Mrs Logsdail was about to undergo a routine appendectomy at the hospital when a breathing tube was wrongly inserted into her oesophagus (the tube leading to the stomach) rather than the trachea, leading to the windpipe. This meant air went into her stomach rather than her lungs causing her blood oxygen levels to crash and she suffered a fatal cardiac arrest.

The anaesthetist then made the grave error of failing to carry out basic airway checks and decided Mrs Logsdail was suffering an allergic reaction to preoperative drugs or anaphylaxis.

At the inquest, the Coroner concluded Mrs Logsdail death was 'wholly avoidable' and that the failure to check the position of the tracheal tube amounted to gross failure to provide medical care. The coroner issued a preventing future deaths report that asked that action should be taken by the trust.

The new guidance, published recently in the journal Anaesthesia, recommends that exhaled carbon dioxide monitoring and pulse oximetry - measuring oxygen levels in the blood - should be available and used for all procedures that require a breathing tube.

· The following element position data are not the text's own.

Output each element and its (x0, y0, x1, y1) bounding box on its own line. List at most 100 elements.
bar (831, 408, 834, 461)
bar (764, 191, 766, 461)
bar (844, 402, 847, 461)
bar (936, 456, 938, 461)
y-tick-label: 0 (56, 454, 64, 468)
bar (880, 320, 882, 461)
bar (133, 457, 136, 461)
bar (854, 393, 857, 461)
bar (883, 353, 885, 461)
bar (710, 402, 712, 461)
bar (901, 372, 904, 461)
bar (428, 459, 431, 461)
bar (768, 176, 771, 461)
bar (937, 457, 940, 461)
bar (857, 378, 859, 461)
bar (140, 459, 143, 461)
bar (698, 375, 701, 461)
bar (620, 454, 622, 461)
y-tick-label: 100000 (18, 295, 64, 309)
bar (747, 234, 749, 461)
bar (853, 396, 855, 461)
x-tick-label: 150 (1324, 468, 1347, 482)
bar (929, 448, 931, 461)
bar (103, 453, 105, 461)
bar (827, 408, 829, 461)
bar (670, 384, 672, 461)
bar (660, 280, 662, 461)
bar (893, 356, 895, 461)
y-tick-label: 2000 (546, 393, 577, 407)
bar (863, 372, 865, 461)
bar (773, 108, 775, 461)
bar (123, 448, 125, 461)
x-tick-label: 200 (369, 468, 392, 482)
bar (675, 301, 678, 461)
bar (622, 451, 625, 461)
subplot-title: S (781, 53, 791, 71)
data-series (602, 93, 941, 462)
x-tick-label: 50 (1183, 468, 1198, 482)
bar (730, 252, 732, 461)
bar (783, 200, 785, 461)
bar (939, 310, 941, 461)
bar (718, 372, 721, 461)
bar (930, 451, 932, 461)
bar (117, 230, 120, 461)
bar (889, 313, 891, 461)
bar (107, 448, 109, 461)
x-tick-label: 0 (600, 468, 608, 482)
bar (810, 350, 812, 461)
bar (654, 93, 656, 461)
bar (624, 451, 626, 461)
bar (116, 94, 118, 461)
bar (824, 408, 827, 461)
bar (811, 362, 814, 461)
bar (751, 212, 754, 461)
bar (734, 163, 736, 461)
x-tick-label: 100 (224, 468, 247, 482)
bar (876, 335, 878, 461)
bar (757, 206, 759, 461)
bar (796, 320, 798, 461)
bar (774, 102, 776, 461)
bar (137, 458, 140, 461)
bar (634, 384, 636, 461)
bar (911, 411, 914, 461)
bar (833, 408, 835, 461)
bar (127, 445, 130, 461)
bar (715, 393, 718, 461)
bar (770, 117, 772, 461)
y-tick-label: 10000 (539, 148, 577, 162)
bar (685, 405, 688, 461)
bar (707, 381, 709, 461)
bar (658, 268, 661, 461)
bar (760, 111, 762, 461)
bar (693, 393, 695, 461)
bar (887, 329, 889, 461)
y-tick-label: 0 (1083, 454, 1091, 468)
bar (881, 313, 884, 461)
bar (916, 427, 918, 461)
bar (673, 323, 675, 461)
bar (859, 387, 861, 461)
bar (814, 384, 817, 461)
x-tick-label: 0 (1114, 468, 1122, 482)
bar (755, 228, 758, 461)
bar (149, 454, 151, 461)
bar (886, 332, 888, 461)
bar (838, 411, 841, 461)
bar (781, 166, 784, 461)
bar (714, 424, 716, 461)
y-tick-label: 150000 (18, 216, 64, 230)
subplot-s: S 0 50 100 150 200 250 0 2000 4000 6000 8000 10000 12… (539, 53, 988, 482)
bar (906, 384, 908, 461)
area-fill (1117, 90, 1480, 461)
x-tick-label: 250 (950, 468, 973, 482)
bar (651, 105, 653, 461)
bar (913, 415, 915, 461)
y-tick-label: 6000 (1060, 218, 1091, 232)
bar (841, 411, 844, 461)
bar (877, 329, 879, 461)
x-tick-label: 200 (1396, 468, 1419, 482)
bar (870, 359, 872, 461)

Experts from the UK and Australia also recommended the use of a video-laryngoscope - an intubation device fitted with a video camera to improve the view - when a breathing tube is being inserted.

Kate said:

'It is at least some relief to Glenda's family that something positive resulted from such a terrible and avoidable event. The coroner issued the sternest warning possible last year to the Milton Keynes University Hospital to prevent such grave errors from causing tragedy to another family.

'This latest guidance reinforces the message that such basic mistakes must never happen again.'

The Association of Anaesthetists said it hoped the guidance will be widely disseminated.